Smith Samantha Eve, McColgan-Smith Scott, Stewart Fiona, Mardon Julie, Tallentire Victoria Ruth
Centre for Medical Education, University of Dundee, Dundee, UK.
NHS Education for Scotland, Glasgow, UK.
Adv Simul (Lond). 2024 Dec 31;9(1):55. doi: 10.1186/s41077-024-00329-9.
Behavioural marker systems are used across several healthcare disciplines to assess behavioural (non-technical) skills, but rater training is variable, and inter-rater reliability is generally poor. Inter-rater reliability provides data about the tool, but not the competence of individual raters. This study aimed to test the inter-rater reliability of a new behavioural marker system (PhaBS - pharmacists' behavioural skills) with clinically experienced faculty raters and near-peer raters. It also aimed to assess rater competence when using PhaBS after brief familiarisation, by assessing completeness, agreement with an expert rater, ability to rank performance, stringency or leniency, and avoidance of the halo effect.
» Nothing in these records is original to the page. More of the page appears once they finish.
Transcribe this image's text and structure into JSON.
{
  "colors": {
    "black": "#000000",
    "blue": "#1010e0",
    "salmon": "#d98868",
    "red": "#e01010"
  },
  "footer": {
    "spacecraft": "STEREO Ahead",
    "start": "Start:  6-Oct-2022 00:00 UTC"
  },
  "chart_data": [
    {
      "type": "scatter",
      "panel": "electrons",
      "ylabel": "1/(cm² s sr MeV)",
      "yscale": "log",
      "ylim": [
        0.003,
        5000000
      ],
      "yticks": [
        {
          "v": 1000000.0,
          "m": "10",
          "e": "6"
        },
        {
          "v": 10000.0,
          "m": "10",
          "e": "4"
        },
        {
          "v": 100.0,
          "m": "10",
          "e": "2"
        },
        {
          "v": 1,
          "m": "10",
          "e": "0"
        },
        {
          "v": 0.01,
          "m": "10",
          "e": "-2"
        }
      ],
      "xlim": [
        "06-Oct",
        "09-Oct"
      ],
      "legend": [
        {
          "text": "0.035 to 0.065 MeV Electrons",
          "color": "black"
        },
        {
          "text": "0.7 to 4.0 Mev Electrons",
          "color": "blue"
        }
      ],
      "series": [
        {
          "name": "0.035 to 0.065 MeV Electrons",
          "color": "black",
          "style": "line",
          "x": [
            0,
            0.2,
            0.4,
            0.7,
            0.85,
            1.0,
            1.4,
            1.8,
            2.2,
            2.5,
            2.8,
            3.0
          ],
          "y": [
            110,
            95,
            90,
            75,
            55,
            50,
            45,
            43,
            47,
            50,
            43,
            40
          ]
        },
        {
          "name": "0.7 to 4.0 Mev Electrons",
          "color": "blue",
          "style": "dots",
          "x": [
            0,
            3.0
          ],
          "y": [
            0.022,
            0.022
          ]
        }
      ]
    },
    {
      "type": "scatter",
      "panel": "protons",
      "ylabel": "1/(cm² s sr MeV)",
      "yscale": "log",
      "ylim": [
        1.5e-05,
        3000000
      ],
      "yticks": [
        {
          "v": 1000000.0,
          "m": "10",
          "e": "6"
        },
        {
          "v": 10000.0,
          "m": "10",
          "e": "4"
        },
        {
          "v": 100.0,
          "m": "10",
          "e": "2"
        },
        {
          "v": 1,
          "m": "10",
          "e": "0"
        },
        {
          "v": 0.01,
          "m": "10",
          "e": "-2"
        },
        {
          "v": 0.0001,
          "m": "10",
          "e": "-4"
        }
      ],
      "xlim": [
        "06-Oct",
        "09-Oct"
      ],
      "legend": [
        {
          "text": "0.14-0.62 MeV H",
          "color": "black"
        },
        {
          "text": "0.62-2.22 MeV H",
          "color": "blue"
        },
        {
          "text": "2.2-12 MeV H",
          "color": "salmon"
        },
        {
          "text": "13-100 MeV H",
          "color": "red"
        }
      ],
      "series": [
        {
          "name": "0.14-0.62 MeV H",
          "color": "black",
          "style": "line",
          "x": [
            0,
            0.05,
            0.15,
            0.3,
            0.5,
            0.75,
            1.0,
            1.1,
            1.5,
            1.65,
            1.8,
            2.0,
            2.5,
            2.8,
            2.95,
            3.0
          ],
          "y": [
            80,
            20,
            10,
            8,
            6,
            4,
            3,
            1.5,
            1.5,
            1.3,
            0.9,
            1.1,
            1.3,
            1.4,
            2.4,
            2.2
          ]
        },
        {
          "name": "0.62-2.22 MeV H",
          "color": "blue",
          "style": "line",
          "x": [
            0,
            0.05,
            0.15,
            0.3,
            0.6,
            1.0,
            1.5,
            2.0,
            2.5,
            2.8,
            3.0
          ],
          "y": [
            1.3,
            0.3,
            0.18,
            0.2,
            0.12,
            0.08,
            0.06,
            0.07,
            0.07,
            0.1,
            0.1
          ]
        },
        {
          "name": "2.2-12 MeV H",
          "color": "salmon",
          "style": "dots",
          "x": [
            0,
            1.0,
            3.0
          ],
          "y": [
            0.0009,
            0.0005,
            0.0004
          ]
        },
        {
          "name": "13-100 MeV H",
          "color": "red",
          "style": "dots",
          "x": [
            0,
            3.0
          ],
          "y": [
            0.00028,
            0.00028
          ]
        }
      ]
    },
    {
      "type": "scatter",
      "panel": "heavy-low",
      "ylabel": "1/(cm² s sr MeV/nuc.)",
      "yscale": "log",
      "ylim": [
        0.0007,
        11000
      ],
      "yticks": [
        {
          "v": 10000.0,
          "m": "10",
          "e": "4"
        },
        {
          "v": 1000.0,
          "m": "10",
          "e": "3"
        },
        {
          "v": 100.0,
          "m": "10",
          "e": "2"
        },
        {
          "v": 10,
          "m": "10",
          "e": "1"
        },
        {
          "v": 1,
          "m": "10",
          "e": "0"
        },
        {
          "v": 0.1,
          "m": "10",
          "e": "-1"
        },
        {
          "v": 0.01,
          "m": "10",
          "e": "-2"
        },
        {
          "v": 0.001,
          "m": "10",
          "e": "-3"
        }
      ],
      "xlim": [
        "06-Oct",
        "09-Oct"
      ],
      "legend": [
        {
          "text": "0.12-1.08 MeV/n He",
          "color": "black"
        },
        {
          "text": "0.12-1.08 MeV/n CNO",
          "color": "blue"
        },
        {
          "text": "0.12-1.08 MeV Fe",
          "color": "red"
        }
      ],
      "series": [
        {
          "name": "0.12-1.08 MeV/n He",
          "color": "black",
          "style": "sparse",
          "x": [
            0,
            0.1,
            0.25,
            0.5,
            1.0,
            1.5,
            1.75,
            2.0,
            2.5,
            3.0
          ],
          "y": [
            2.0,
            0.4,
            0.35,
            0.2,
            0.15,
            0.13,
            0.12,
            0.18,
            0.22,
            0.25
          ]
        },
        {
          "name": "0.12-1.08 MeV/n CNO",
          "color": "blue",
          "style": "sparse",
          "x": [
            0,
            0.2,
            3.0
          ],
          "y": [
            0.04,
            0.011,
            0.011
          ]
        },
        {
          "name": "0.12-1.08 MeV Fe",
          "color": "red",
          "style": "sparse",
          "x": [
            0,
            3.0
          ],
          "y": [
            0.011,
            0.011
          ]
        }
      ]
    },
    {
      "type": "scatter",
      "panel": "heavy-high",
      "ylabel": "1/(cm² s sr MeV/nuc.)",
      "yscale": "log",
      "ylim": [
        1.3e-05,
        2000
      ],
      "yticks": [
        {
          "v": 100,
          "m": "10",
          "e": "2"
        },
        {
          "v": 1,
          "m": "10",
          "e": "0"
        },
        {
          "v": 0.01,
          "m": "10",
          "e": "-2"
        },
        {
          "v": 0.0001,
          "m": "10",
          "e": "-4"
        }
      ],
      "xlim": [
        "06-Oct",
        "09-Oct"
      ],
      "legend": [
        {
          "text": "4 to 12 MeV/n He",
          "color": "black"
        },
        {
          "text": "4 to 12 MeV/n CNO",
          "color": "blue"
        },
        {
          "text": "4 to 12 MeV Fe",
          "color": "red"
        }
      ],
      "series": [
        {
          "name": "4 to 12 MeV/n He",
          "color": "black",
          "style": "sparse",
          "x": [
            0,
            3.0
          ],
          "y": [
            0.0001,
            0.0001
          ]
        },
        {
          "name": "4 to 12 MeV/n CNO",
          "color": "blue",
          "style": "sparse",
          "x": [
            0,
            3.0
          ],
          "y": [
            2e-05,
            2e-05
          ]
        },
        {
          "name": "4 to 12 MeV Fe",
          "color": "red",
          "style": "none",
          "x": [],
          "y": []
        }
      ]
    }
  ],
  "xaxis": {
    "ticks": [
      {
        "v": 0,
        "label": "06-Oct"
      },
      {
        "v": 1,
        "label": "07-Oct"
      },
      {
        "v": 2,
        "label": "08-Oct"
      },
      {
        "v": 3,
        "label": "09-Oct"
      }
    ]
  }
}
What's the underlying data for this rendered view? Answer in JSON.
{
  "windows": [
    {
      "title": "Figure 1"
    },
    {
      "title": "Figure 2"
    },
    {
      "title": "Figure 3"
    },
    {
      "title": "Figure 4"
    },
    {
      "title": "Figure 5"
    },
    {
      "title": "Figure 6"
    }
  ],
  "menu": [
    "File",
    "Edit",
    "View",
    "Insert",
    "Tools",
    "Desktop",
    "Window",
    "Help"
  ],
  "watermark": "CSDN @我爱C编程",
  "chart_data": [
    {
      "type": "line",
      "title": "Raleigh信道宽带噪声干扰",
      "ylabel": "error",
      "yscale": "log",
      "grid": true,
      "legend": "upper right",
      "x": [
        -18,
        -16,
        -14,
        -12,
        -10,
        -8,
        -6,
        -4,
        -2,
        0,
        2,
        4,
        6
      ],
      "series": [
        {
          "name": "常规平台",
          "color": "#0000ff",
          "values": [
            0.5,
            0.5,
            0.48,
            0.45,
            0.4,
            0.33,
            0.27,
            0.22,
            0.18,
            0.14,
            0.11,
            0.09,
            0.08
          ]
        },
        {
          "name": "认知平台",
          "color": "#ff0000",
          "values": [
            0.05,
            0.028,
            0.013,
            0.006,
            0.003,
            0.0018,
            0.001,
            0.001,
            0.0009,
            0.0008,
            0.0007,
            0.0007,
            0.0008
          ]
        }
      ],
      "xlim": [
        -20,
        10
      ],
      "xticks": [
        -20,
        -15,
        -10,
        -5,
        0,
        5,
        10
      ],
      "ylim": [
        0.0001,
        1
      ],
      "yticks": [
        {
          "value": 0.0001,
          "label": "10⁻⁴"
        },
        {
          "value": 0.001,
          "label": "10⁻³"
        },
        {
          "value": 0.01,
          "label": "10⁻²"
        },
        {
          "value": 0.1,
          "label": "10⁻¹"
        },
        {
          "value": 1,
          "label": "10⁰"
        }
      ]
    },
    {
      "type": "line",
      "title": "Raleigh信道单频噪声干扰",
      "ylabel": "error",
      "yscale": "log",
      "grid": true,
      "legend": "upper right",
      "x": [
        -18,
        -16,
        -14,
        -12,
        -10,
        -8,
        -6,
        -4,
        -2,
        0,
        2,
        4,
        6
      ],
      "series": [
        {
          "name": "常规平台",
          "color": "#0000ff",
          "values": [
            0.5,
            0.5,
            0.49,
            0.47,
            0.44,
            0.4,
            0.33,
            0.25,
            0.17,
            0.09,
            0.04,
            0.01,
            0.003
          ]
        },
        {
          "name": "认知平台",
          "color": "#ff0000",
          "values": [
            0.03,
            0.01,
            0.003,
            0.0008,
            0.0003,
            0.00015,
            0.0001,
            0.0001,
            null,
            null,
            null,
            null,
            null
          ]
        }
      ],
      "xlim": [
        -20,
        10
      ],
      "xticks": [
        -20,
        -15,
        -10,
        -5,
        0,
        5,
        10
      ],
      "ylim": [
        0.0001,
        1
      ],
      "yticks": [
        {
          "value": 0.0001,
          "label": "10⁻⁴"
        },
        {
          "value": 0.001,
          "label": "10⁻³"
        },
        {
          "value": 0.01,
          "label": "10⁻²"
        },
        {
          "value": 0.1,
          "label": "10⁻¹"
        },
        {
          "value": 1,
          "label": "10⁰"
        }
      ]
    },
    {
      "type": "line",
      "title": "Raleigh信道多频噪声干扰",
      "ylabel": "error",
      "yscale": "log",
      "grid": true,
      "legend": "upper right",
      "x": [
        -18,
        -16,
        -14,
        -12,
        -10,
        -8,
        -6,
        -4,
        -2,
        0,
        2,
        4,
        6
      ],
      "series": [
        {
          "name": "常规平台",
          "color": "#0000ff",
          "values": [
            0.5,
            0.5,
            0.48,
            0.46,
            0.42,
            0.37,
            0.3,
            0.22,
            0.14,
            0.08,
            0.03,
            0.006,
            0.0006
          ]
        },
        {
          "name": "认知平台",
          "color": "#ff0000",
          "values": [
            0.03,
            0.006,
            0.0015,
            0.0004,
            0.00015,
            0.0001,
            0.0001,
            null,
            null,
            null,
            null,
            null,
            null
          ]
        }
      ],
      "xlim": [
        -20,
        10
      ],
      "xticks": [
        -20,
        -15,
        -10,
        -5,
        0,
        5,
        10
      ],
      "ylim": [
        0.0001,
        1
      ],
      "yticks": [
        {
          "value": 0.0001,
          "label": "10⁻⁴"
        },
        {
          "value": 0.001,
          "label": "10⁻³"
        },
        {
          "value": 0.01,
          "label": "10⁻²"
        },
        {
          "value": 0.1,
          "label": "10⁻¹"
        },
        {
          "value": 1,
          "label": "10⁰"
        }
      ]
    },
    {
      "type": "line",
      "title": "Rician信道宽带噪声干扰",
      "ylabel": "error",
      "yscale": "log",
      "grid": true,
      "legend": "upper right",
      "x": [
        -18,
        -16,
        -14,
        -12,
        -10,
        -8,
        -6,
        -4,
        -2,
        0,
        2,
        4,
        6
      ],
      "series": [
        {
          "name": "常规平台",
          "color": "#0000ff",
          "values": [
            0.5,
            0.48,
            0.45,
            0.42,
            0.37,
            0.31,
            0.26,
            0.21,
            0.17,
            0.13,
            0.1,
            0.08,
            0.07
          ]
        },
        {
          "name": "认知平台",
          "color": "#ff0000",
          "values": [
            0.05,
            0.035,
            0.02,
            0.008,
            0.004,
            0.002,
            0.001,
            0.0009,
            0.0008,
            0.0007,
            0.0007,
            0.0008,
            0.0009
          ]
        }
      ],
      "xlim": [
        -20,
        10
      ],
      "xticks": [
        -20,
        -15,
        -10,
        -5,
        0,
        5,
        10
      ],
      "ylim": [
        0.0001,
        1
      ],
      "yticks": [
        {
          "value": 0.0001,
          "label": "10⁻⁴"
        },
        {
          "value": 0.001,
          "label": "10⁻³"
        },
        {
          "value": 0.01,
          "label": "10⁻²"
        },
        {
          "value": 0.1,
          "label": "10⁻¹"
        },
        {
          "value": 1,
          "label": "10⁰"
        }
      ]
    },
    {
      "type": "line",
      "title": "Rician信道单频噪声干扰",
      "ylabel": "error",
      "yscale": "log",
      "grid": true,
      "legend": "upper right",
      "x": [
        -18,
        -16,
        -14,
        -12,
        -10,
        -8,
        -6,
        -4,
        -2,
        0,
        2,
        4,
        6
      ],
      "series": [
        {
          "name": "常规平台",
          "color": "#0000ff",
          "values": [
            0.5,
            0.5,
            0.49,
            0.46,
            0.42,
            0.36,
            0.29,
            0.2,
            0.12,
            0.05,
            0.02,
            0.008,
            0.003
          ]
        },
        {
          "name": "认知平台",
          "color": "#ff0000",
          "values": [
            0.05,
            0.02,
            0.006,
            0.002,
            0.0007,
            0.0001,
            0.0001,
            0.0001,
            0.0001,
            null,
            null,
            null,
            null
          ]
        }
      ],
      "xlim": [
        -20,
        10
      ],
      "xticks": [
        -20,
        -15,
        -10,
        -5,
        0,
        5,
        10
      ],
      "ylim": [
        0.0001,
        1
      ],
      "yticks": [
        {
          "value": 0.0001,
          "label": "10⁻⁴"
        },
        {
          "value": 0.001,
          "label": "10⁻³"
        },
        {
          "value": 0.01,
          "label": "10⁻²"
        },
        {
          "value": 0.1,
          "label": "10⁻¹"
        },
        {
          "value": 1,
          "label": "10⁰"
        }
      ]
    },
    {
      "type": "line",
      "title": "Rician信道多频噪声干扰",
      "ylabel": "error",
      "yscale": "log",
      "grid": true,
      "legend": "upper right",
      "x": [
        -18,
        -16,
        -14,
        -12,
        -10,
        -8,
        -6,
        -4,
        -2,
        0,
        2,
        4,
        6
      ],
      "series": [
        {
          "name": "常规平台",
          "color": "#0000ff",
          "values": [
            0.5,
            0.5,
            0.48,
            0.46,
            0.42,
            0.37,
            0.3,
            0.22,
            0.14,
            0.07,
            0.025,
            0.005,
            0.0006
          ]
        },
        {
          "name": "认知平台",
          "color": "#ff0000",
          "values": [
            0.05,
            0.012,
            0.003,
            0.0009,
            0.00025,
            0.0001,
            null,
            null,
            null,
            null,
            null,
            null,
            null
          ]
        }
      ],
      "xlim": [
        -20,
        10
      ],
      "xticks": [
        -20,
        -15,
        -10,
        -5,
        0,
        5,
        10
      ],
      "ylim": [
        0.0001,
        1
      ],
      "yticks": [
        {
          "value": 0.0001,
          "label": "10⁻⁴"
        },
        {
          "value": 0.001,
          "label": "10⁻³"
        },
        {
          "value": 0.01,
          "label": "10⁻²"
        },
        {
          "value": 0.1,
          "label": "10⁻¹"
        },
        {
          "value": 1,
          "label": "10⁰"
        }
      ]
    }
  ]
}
Clinically experienced faculty raters and near-peer raters attended a 30-min PhaBS familiarisation session. This was immediately followed by a marking session in which they rated a trainee pharmacist's behavioural skills in three scripted immersive acute care simulated scenarios, demonstrating good, mediocre, and poor performances respectively. Inter-rater reliability in each group was calculated using the two-way random, absolute agreement single-measures intra-class correlation co-efficient (ICC). Differences in individual rater competence in each domain were compared using Pearson's chi-squared test.
The ICC for experienced faculty raters was good at 0.60 (0.48-0.72) and for near-peer raters was poor at 0.38 (0.27-0.54). Of experienced faculty raters, 5/9 were competent in all domains versus 2/13 near-peer raters (difference not statistically significant). There was no statistically significant difference between the abilities of clinically experienced versus near-peer raters in agreement with an expert rater, ability to rank performance, stringency or leniency, or avoidance of the halo effect. The only statistically significant difference between groups was ability to compete the assessment (9/9 experienced faculty raters versus 6/13 near-peer raters, p = 0.0077).
Experienced faculty have acceptable inter-rater reliability when using PhaBS, consistent with other behaviour marker systems; however, not all raters are competent. Competence measures for other assessments can be helpfully applied to behavioural marker systems. When using behavioural marker systems for assessment, educators must start using such rater competence frameworks. This is important to ensure fair and accurate assessments for learners, to provide educators with information about rater training programmes, and to provide individual raters with meaningful feedback.
行为标记系统在多个医疗保健学科中用于评估行为(非技术)技能,但评分者培训方式不一,评分者间信度通常较差。评分者间信度提供了有关工具的数据,但未涉及单个评分者的能力。本研究旨在测试一种新的行为标记系统(药剂师行为技能评估系统,PhaBS)在临床经验丰富的教师评分者和近伴评分者之间的评分者间信度。研究还旨在通过评估完整性、与专家评分者的一致性、对表现进行排名的能力、严格或宽松程度以及避免光环效应,来评估在简短熟悉之后使用PhaBS时评分者的能力。
临床经验丰富的教师评分者和近伴评分者参加了为期30分钟的PhaBS熟悉课程。随后立即进行评分环节,他们在三个模拟沉浸式急性护理脚本场景中对一名实习药剂师的行为技能进行评分,这些场景分别展示了良好、中等和较差的表现。每组的评分者间信度使用双向随机、绝对一致性单测量组内相关系数(ICC)进行计算。使用Pearson卡方检验比较每个领域中单个评分者能力的差异。
经验丰富的教师评分者的ICC为良好,为0.60(0.48 - 0.72),近伴评分者的ICC较差,为0.38(0.27 - 0.54)。经验丰富的教师评分者中,9人中有5人在所有领域都具备能力,而近伴评分者中13人中有2人具备能力(差异无统计学意义)。在与专家评分者的一致性、对表现进行排名的能力、严格或宽松程度以及避免光环效应方面,临床经验丰富的评分者和近伴评分者的能力之间没有统计学上的显著差异。两组之间唯一具有统计学显著差异的是完成评估的能力(9名经验丰富的教师评分者对13名近伴评分者中的6名,p = 0.0077)。
经验丰富的教师在使用PhaBS时具有可接受的评分者间信度,这与其他行为标记系统一致;然而,并非所有评分者都具备能力。其他评估的能力衡量方法可有效地应用于行为标记系统。在使用行为标记系统进行评估时,教育工作者必须开始使用此类评分者能力框架。这对于确保对学习者进行公平准确的评估、为教育工作者提供有关评分者培训计划的信息以及为单个评分者提供有意义的反馈非常重要。